Leveraging new features in Drill 1.2 – ANSI SQL Analytic/Window functions
Today we are very excited to announce the latest version of Apache Drill, 1.2,) as part of the MapR distribution. Drill 1.2 packages for MapR can be downloaded http://doc.mapr.com/display/MapR/Apache+Drill+on+MapR
You can experiment with the release using MapR sandbox and various hands on tutorials at https://www.mapr.com/products/mapr-sandbox-hadoop/download-sandbox-drill
Apache Drill has been gaining significant user adoption and community momentum since its initial Beta availability (Sep’14). Numerous customers have deployed and using Drill in production and they are finding Drill immensely valuable in their environments with a variety of use cases such as Data exploration, Adhoc queries/BI on Hadoop Data lake and JSON data analytics.
The generally available version of Drill, 1.0 was released in May’15 followed by Drill 1.1 in early July’15. Each of these releases add significant new features to Drill’s interactive self service data exploration and adhoc SQL query capabilities and making it enterprise ready in terms of scale and manageability. Drill 1.2 extends on the foundation and raises the bar with advanced SQL support, deeper Hive integration and performance enhancements. Drill 1.2 includes over ~250 bug fixes and several new enhancements including the following.

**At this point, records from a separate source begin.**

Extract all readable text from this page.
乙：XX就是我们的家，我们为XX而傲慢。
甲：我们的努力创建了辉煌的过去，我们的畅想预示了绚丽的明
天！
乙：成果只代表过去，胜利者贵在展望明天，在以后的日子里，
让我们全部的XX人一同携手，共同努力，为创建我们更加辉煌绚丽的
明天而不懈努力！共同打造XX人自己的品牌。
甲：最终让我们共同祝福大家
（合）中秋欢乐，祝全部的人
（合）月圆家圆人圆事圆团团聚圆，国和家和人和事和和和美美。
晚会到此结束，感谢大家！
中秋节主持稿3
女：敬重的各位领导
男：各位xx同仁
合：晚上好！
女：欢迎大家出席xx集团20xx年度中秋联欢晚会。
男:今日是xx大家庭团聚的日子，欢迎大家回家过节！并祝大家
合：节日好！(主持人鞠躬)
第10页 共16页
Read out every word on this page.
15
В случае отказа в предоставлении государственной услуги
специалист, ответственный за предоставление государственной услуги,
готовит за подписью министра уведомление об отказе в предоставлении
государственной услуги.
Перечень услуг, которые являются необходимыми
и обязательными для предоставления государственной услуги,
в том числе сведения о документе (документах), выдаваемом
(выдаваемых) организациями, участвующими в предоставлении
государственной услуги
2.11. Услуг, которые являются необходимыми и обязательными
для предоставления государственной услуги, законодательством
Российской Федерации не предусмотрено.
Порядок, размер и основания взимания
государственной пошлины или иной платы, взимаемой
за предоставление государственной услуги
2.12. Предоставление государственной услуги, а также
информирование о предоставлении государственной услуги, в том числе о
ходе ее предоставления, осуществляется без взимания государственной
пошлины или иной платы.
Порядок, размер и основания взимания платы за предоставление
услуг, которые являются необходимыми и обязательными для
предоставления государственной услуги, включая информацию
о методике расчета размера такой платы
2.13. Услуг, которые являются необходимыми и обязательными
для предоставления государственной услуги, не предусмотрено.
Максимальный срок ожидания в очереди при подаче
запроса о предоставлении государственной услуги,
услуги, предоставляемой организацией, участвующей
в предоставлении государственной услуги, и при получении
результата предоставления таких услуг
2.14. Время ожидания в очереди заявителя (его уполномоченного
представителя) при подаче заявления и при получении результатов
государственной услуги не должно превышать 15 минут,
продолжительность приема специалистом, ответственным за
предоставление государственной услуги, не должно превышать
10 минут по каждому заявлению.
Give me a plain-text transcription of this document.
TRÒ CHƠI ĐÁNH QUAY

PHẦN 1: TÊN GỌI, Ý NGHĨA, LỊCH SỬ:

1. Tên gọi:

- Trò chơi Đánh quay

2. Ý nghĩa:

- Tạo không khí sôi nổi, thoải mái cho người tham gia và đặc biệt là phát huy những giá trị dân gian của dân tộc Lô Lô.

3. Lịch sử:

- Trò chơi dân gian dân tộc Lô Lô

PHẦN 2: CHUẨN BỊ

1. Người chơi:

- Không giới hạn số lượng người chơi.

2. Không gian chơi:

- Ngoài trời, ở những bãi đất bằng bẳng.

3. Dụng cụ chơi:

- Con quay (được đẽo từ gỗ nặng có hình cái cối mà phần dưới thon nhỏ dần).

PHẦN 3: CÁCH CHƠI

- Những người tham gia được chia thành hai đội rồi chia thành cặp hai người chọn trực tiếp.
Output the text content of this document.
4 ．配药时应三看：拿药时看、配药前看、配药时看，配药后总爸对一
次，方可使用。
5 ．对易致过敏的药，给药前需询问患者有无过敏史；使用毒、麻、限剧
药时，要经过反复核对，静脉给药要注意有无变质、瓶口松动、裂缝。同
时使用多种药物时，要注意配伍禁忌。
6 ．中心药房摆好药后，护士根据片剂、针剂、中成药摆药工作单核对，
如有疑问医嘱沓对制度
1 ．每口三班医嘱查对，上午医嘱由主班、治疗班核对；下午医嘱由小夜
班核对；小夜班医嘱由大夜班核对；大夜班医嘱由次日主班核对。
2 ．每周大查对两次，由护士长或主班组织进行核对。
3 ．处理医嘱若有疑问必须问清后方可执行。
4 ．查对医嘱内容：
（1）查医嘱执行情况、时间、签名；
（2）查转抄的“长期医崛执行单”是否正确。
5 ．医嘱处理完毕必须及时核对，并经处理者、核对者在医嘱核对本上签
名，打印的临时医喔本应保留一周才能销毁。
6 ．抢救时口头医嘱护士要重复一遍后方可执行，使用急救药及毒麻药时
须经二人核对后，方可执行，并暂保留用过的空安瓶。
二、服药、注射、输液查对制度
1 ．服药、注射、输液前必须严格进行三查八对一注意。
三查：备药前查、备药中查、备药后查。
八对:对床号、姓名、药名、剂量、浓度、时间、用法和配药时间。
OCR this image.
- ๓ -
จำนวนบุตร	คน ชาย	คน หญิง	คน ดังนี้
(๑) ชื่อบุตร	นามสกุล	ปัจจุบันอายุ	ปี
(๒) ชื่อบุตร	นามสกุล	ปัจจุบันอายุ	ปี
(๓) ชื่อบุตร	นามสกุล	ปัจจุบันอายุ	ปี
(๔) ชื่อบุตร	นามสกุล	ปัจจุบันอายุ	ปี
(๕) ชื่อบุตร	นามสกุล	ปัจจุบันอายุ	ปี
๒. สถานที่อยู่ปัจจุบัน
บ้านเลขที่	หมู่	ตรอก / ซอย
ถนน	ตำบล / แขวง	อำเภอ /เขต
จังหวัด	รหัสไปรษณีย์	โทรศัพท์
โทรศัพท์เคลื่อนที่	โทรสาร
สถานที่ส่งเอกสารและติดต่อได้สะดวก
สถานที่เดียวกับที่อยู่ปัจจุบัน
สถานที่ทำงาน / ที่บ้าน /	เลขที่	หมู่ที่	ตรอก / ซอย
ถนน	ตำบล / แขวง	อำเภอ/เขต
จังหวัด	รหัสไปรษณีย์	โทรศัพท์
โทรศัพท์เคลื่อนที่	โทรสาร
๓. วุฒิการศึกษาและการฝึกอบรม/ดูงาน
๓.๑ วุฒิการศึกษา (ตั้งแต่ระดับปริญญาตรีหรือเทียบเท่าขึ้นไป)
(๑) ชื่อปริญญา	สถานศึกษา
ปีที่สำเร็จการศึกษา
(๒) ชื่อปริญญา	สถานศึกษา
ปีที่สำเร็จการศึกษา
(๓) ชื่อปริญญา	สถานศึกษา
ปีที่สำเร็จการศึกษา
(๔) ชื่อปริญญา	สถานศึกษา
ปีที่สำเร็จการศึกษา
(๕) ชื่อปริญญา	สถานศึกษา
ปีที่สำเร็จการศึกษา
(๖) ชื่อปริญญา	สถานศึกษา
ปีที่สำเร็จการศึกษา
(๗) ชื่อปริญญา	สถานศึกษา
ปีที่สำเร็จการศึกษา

- New ANSI SQL Analytic/Window functions – Lead/Lag, First_Value/Last_Value, NTile
- Optimized read capabilities on Hive tables
- Support for multiple Hive versions
- Metadata caching to improve query performance on large # parquet files
- Improved rowkey pushdown to HBase/MapR-DB tables
- Drill web UI security
- Drop table command
- Memory handling improvements
In this blog post, I would like to briefly introduce the new analytics capabilities added to Drill namely ANSI SQL compliant Analytic and Window functions and how to get started with these. SQL window functions in Drill include support for PARTITION BY and OVER clauses, variety of aggregated window functions for Sum, Max, Min, Count, Avg and analytic functions such as First_Value, Last_Value, Lead, Lag, NTile, Row_Number, Rank. Window functions are highly versatile and let users cut down on the joins, subqueries, explicit cursors that need to be written and fit naturally to solve a variety of use cases without a lot of coding effort.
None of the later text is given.